Ragusa: truffe assicurative, 3 denunciati

Tre persone sono state denunciate dalla polizia stadale di Ragusa per truffa in concorso ai danni di una compagnia assicurativa. I primi due per aver precostituito atti falsi per ottenere il rimborso di un danno ad un’auto per un incidente tra due auto, mai avvenuto e il terzo soggetto, perché d’accordo con i primi due, dichiarava di aver assistito all’incidente senza che ciò fosse vero.

L’indagine prende spunto da una segnalazione di una compagnia assicurativa che rilevava come nel modello CAI, presentato per il tramite di uno studio di consulenza infortunistica, vi fossero delle incongruenze sui danni indicati sui veicoli. Nel modello veniva indicato che, a causa di una manovra errata in retromarcia effettuata da uno dei due conducenti, l’auto avrebbe urtato l’altra macchina che procedeva lungo l’arteria principale, il cui conducente avrebbe perso il controllo dell’auto e sarebbe finita contro un muro.

L’incidente sarebbe avvenuto nel territorio del comune di Vittoria. Dal momento che la compagnia assicurativa incaricava un proprio perito per effettuare ulteriori accertamenti, i due conducenti, il comisano e il ragusano, presentavano alla compagnia le dichiarazioni di un testimone, il vittoriese che dichiarava di essere passato casualmente dalle parti dell’incidente ed avrebbe direttamente assistito all’evento dichiarato nel Cai.

Personale della stradale di Ragusa ha avviato gli accertamenti di polizia giudiziaria e ha effettuato dei sopralluoghi sul posto dell’incidente e verificava le condizioni delle auto coinvolte nel sinistro. Gli agenti hanno ascoltato il proprietario di una casa ubicata a ridosso del muro che ricordava dell’incidente, ma che era avvenuto con modalità e in un giorno diverso da quello indicato dai due conducenti e dal testimone.

Ascoltati anche i titolari dell’officina meccanica e della carrozzeria dove era stata ricoverata la vettura che era finita sul muro, riscontrando che la macchina aveva in effetti gravissimi danni per i quali erano stati richiesti come risarcimento alla compagnia assicurativa circa 6.000 euro.

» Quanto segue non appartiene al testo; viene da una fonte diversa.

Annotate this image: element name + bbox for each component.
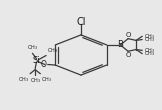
Text: Si: Si xyxy=(33,56,40,65)
Text: O: O xyxy=(126,32,131,38)
Text: CH$_3$: CH$_3$ xyxy=(145,49,156,58)
Text: Cl: Cl xyxy=(76,17,86,27)
Text: CH$_3$: CH$_3$ xyxy=(18,75,29,84)
Text: CH$_3$: CH$_3$ xyxy=(145,35,156,44)
Text: CH$_3$: CH$_3$ xyxy=(27,43,38,52)
Text: CH$_3$: CH$_3$ xyxy=(41,75,52,84)
Text: B: B xyxy=(117,40,123,50)
Text: CH$_3$: CH$_3$ xyxy=(30,76,41,85)
Text: O: O xyxy=(41,60,47,69)
Text: O: O xyxy=(126,52,131,58)
Text: CH$_3$: CH$_3$ xyxy=(145,46,156,55)
Text: CH$_3$: CH$_3$ xyxy=(47,46,58,55)
Text: CH$_3$: CH$_3$ xyxy=(145,32,156,41)
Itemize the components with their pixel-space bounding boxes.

Alla luce dei dati acquisiti, i tre soggetti coinvolti sono stati sentiti più volte presso gli uffici della polizia stradale di Ragusa e di Vittoria, fino a dare dichiarazioni contrastanti. Per accertare la veridicità delle dichiarazioni del testimone, sono stati richiesti i tabulati telefonici alla procura dei telefoni in uso ai tre indagati con l’indicazione delle celle di aggancio che davano conferma che il testimone non era presente sul luogo dell’incidente che i tre, a differenza di quanto dichiarato, si conoscevano da prima e che lo stesso incidente era avvenuto nel luogo indicato nel CAI, ma giorni prima e con modalità diverse.

I tre, dopo essere stati invitati nuovamente presso gli uffici della polizia stradale, sono stati indagati per truffa in concorso e denunciati alla procura della repubblica di Ragusa.